Wednesday, 23 November, 2022 - 13:20 to 14:50
Networking zone 1 (N1)


Background: General population studies give a good picture of the most used substances. However, such monitor studies are less suitable for signalling the emergence of new drugs and to obtain in-depth information about less used drugs. Monitor studies that recruit directly among drug users have the disadvantage that no prevalence estimates are possible. To fill this gap in information, a monitoring study among nightlife attendees has been conducted in the Netherlands since 2016. In this presentation we show what information this monitor has provided for policy and risk assessments and describe methodological limitations of the approach.

Methods: The recruitment strategies and characteristics of the sample over the three measurements are described. We show how the questionnaire was set up and which topics we have explored through varying modules and describe examples of policy issues for which the data has been used.

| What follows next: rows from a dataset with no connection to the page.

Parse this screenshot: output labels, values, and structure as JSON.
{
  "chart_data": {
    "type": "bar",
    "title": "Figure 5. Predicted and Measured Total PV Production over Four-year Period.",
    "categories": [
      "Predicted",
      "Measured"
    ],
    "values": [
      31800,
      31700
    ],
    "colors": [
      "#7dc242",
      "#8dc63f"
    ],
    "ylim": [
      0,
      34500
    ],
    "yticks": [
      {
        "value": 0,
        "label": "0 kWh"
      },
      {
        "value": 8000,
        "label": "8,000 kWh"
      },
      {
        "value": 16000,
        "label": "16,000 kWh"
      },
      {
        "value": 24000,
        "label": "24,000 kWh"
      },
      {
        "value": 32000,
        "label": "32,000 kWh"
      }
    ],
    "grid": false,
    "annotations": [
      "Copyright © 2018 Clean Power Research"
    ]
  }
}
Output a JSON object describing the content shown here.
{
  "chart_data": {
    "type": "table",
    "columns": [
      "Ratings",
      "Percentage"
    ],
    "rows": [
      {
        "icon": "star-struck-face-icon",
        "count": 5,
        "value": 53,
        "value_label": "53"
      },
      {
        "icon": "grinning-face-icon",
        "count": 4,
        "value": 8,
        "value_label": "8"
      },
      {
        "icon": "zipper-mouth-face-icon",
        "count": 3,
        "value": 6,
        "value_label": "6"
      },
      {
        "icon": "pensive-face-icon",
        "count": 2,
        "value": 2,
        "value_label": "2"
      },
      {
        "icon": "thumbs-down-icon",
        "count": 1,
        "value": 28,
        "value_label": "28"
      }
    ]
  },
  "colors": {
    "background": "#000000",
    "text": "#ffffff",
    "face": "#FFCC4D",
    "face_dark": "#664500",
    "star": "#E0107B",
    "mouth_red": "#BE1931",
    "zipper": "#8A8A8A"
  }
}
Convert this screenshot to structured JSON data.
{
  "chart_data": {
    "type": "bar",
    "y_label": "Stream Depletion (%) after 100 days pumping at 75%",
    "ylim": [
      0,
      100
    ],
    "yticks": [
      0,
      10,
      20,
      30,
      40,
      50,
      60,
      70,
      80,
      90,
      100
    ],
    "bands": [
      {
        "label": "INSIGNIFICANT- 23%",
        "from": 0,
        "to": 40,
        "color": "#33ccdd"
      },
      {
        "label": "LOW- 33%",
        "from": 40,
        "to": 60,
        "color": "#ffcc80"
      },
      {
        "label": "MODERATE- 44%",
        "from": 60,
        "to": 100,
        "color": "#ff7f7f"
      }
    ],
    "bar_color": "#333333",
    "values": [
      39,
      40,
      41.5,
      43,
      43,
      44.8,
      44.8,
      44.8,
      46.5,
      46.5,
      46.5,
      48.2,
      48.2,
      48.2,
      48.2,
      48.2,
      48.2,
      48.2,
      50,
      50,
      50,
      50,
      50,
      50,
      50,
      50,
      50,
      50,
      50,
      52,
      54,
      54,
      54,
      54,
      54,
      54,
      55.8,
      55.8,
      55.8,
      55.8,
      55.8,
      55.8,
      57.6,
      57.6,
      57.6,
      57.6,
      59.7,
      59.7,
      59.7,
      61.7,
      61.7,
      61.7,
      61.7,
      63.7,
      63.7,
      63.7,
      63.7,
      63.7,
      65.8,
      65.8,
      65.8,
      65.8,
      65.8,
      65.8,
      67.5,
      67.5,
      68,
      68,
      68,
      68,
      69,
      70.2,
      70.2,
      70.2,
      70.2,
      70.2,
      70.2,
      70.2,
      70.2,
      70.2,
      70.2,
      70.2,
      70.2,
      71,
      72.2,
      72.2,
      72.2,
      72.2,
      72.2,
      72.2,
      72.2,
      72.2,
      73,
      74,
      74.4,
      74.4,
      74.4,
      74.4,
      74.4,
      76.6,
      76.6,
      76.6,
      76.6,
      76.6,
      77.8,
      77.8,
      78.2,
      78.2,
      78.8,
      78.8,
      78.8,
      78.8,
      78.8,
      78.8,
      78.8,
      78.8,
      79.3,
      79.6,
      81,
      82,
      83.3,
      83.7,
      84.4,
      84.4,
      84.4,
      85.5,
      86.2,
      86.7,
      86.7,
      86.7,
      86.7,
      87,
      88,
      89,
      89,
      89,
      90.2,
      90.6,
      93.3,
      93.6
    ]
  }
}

Results: The study provided information on the emergence of new drugs such as 4-FA and ketamine and has been an important data source for national risk assessments (4-FA, laughing gas and 3-MMC). The results raised awareness regarding health risks. Flexible modules allow for exploring recent trends. Also, in the framework of policies aiming to counter denormalization of party drug use, questions were included on the intention of young adults to reduce or cease substance use, which revealed remarkable results, relevant for prevention. Methodological issues included the necessity to adjust the recruitment strategy across measurements, which resulted in differences in the composition of the samples. Furthermore, a sampling frame is lacking; thus, the representativeness of the sample cannot be assessed.

Conclusions: The Dutch experience shows that monitor studies in the nightlife setting have a clear added value. Despite methodological limitations, they provide important information about trends in use of (new) substances that are generally not captured in general population surveys.